A 3D Alginate-Gelatin Co-Culture Model to Study Epithelial-Stromal Interactions in the Gut.

Abstract

Inflammatory bowel disease (IBD) arises from chronic dysregulation at the epithelial-stromal interface, creating a need for in vitro systems that better capture these interactions. In this study, we developed a 3D co-culture platform in which HT-29 intestinal epithelial cells and IMR-90 fibroblasts are embedded within an alginate-gelatin hydrogel, alongside a complementary interface model using a plasma-treated electrospun mesh to spatially compartmentalize stromal and epithelial layers. We first assessed metabolic activity, viability, and proliferation across several epithelial-to-fibroblast ratios and identified 1:0.5 as the most supportive of epithelial expansion. The A1G7 hydrogel maintained high viability (>92%) and sustained growth in all mono- and co-cultures. To evaluate inflammatory competence, models were stimulated with lipopolysaccharide (LPS), administered either within the hydrogel or through the culture medium.
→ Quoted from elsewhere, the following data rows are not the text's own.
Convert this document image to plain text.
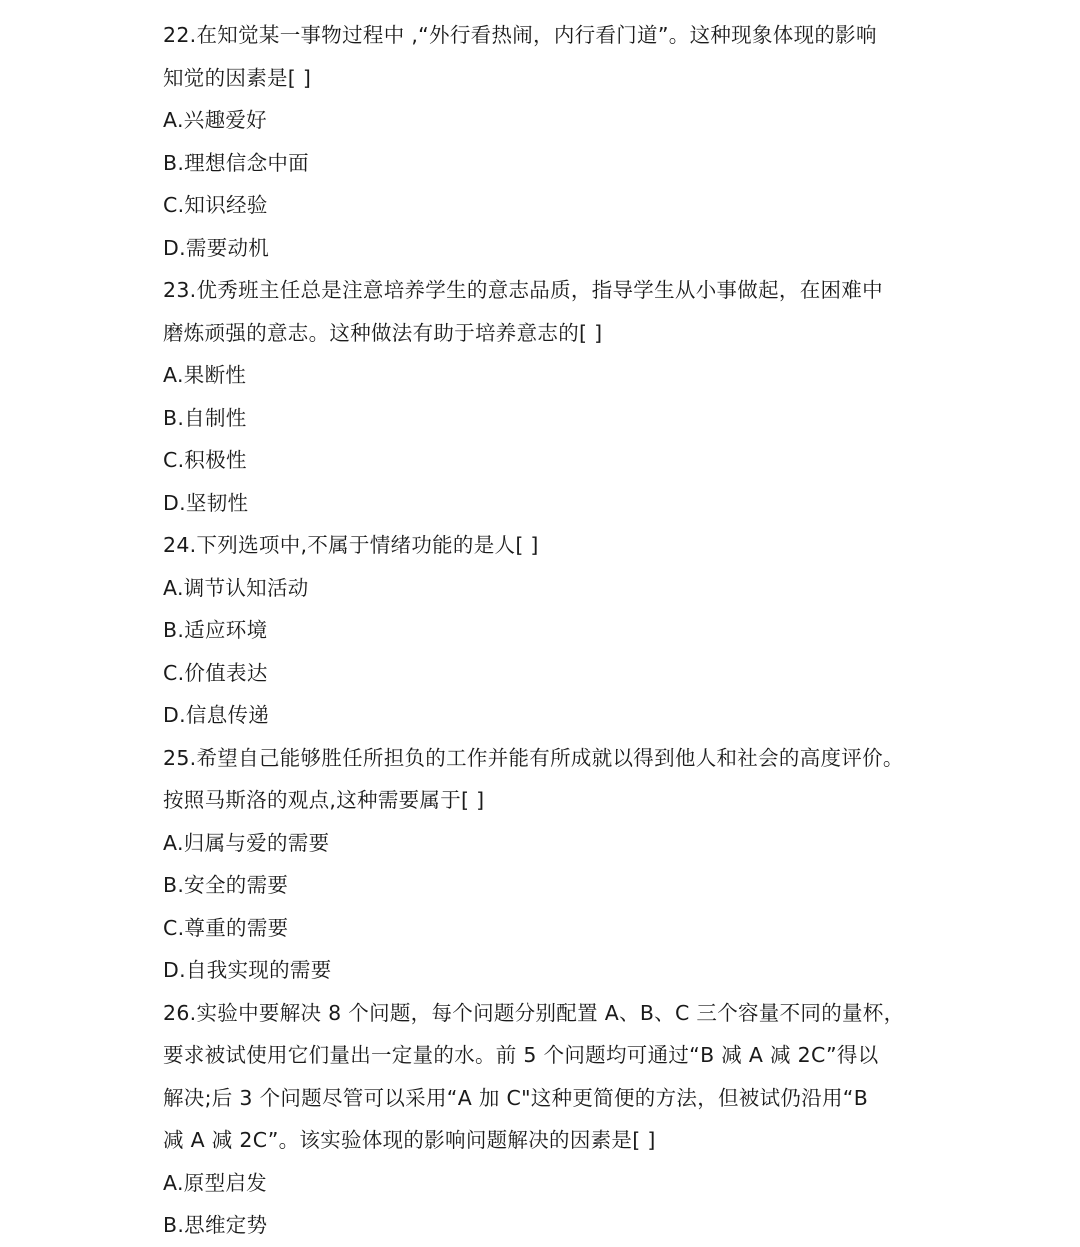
22.在知觉某一事物过程中 ,“外行看热闹，内行看门道”。这种现象体现的影响
知觉的因素是[ ]
A.兴趣爱好
B.理想信念中面
C.知识经验
D.需要动机
23.优秀班主任总是注意培养学生的意志品质，指导学生从小事做起，在困难中
磨炼顽强的意志。这种做法有助于培养意志的[ ]
A.果断性
B.自制性
C.积极性
D.坚韧性
24.下列选项中,不属于情绪功能的是人[ ]
A.调节认知活动
B.适应环境
C.价值表达
D.信息传递
25.希望自己能够胜任所担负的工作并能有所成就以得到他人和社会的高度评价。
按照马斯洛的观点,这种需要属于[ ]
A.归属与爱的需要
B.安全的需要
C.尊重的需要
D.自我实现的需要
26.实验中要解决 8 个问题，每个问题分别配置 A、B、C 三个容量不同的量杯，
要求被试使用它们量出一定量的水。前 5 个问题均可通过“B 减 A 减 2C”得以
解决;后 3 个问题尽管可以采用“A 加 C"这种更简便的方法，但被试仍沿用“B
减 A 减 2C”。该实验体现的影响问题解决的因素是[ ]
A.原型启发
B.思维定势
LPS exposure increased TNF-α and IL-1β secretion in both configurations, with the magnitude of the response depending on the delivery route. Treatment with dexamethasone consistently reduced cytokine levels, confirming the model's suitability for pharmacological testing. Together, these results demonstrate that the alginate-gelatin system provides a reproducible epithelial-stromal platform with quantifiable inflammatory readouts, offering a practical foundation for mechanistic studies and early-stage screening of anti-inflammatory therapeutics in IBD.